Sin embargo, no existe continuidad entre el XIX y el XX para las recetas de carne, aunque sean manuscritos de la misma clase social. Desde inicios del siglo XX se anotan menos recetas de carne y descienden las grandes piezas, salvo los lomos y patas de cerdo y cordero; al tiempo que se nombran nuevos cortes: redondo, espalda, contra… También cambian las carnes fritas, que durante el XIX eran cochifritos, bistecs o sencillamente carne frita y, con el XX, aumentan el repertorio. De todas formas, aunque sea justo entre siglos que se producen esos cambios, ya se comentó que la cocina de carne es la más conservadora. El pescado acogió sin embargo nuevos condimentos y procedimientos, aumentado su número de recetas a partir del tercer cuarto del XIX y multiplicando las opciones para el bacalao, la merluza o los calamares, incluidas nuevas versiones de escabeches, adobos y ajopollos. Por su parte, las hortalizas tomaron durante el cambio de siglo un protagonismo que no habían tenido antes y que ya no soltarían, modificando sus recetas al ritmo de los tiempos.

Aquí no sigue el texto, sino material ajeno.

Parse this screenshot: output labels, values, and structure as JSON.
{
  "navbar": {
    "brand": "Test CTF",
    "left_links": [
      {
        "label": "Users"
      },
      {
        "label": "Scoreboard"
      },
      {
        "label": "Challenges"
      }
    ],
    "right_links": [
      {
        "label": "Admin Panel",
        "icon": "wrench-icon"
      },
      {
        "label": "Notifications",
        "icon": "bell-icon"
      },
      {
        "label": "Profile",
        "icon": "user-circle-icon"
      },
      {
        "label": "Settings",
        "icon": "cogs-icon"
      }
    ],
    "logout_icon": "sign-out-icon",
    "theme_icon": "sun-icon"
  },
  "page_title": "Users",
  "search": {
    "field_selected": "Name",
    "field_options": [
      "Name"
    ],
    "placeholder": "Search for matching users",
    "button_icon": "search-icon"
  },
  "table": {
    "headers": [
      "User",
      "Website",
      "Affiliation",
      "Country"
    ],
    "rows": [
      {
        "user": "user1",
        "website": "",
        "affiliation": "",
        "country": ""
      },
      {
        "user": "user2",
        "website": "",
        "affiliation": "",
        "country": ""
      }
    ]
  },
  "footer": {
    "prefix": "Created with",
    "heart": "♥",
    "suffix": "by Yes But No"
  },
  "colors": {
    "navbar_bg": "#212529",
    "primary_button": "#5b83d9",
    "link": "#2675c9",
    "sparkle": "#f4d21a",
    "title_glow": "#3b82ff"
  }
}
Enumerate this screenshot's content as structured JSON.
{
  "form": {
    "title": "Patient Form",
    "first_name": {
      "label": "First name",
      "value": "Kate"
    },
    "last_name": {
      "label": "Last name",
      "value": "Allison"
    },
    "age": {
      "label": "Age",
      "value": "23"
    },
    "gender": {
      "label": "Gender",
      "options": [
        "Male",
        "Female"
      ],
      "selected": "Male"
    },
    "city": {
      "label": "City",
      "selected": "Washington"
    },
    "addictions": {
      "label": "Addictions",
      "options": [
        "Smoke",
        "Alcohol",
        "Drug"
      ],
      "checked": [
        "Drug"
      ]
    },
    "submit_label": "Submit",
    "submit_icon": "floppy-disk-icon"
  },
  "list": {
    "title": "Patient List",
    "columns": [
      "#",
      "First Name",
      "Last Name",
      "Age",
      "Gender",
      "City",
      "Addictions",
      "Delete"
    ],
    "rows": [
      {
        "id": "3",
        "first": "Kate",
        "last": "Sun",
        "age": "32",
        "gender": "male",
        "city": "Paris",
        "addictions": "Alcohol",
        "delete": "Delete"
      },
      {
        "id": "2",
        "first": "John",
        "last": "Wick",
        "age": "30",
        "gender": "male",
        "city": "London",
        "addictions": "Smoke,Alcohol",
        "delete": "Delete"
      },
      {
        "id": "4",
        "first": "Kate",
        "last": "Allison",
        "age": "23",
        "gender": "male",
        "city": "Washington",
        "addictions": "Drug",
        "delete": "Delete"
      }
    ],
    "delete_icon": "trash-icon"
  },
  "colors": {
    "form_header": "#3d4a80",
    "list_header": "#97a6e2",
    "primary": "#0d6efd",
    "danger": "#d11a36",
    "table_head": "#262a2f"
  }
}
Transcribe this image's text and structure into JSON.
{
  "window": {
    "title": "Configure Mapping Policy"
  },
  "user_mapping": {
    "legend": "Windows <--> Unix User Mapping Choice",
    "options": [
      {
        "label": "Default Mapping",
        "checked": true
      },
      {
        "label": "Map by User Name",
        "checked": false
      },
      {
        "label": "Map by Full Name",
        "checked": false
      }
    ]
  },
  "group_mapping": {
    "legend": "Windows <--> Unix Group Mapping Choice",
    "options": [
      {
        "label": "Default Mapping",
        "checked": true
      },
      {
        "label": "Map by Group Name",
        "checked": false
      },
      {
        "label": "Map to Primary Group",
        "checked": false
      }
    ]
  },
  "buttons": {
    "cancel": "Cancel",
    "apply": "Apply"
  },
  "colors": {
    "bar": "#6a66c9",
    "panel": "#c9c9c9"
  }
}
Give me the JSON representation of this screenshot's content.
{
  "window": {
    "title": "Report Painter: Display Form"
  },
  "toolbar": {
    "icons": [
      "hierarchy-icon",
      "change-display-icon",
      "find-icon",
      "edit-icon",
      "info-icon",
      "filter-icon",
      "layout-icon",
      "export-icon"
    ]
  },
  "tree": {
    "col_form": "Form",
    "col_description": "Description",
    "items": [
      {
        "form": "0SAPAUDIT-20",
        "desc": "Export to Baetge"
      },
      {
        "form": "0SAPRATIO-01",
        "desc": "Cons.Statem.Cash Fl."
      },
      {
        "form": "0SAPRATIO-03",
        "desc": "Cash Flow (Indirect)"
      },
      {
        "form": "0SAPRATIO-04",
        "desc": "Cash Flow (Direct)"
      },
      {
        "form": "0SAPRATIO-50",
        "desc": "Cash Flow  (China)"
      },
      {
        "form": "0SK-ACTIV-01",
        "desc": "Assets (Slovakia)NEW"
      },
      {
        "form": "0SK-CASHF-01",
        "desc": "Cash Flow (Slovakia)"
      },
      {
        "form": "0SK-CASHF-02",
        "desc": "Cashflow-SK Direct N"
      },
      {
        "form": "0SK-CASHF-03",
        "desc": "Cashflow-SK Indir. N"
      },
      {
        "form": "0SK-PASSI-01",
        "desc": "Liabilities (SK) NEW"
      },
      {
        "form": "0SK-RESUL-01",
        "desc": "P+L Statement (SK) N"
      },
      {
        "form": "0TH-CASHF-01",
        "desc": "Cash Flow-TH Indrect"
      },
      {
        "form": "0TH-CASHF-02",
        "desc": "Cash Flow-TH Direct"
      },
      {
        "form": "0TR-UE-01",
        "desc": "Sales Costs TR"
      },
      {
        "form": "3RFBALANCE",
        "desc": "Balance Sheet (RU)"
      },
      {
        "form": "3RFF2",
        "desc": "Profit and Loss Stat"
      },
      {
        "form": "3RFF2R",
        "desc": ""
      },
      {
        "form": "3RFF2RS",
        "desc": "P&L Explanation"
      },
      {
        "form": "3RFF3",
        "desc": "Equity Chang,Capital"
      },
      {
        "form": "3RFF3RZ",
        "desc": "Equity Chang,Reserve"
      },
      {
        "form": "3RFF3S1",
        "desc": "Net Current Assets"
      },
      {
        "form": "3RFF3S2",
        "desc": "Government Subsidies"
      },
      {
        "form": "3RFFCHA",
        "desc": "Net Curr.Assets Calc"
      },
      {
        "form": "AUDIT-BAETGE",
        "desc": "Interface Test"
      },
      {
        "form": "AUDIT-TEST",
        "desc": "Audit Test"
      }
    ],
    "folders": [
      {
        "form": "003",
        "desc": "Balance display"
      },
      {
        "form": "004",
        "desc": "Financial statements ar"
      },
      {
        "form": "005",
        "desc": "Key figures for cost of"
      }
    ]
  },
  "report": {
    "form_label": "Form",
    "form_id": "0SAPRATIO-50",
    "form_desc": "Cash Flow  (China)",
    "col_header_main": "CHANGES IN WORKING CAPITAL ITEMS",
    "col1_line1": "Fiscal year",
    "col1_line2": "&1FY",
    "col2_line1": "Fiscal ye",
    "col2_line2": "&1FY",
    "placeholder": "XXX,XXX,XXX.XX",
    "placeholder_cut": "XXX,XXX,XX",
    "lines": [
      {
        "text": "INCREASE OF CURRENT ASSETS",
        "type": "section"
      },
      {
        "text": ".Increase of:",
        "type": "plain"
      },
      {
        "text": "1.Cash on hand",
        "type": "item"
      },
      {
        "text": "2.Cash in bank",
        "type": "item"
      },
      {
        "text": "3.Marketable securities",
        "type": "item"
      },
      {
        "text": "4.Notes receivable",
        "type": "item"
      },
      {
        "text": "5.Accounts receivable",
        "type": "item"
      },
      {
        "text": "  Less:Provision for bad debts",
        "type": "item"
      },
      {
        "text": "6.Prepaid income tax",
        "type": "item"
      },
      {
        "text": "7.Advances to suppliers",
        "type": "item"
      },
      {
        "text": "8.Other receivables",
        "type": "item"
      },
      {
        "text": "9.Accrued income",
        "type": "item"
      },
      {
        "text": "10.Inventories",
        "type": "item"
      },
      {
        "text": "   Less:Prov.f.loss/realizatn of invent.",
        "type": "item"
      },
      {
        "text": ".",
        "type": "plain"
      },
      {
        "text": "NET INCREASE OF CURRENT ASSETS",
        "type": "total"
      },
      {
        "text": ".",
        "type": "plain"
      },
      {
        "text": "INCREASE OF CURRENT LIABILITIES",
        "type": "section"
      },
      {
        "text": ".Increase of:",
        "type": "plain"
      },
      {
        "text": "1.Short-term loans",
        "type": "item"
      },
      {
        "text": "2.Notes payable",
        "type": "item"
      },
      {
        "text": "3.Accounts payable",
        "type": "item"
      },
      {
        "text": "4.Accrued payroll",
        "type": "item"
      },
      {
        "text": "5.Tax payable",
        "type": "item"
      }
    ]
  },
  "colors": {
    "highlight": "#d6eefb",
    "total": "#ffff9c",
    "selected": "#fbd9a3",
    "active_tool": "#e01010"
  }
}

En las tendencias comentadas tuvieron una influencia clara los recetarios publicados, desde la continuidad que les confería Martínez Montiño, Altamiras y el recetario sevillano de los Jesuitas, a las muchas novedades de la segunda mitad del XIX. El primer efecto fue cuantitativo: no hay mejor acicate para animar a escribir recetas que la novedad. El mismo efecto se produjo durante la posguerra y bajo la influencia de los recetarios de la Sección Femenina, solo que entonces aumentaron las carnes trituradas, los rellenos y los dulces de sartén que eran los que más se prestaban al regionalismo y a la nueva línea de títulos. Pero previamente se había dejado sentir la influencia de los recetarios de Muro, Picadillo, Doménech, Burgos, la Parabere y, por supuesto, de las revistas de cada época. Sin embargo, los manuscritos no fueron siempre a rastras de los publicados. El caso más llamativo es el de los dulces: los domésticos dejaron de anotar los que quedaron para uso profesional y estos tendieron al enciclopedismo con objeto de satisfacer las necesidades de los pasteleros. Pero también las aves abandonaron antes las mezclas de dulce y salado, a través de la pimienta, canela, clavo y azúcar, que los publicados. Del mismo modo, dejaron atrás los extranjerismos, las recetas de chefs y en general las «a la»: a la genovesa, a la provenzal… Como era de esperar, imperó el sentido práctico, lo que por otra parte coincidía con la tendencia de los tiempos: los publicados del siglo XX iban destinados en su mayoría a lectoras de clase media. En definitiva, durante estos doscientos años, cambiaron los recetarios y cambió el gusto, al tiempo que lo hacían los transportes, la agricultura, la horticultura, la ganadería, los mataderos, la caza, la pesca, la transformación, la conservación, la distribución, los sistemas de venta, el servicio de mesa, la difusión culinaria, el gusto y con ellos las formas de combinar ingredientes, condimentos y procedimientos. Las cocinas que muestran estos manuscritos no son por tanto privativas de Andalucía como tampoco lo son las de otros territorios peninsulares: es mucho lo que comparten. ¡Y claro que hay diferencias! Pero es que la cocina se construye sobre la diferencia y se difunde gracias a lo compartido.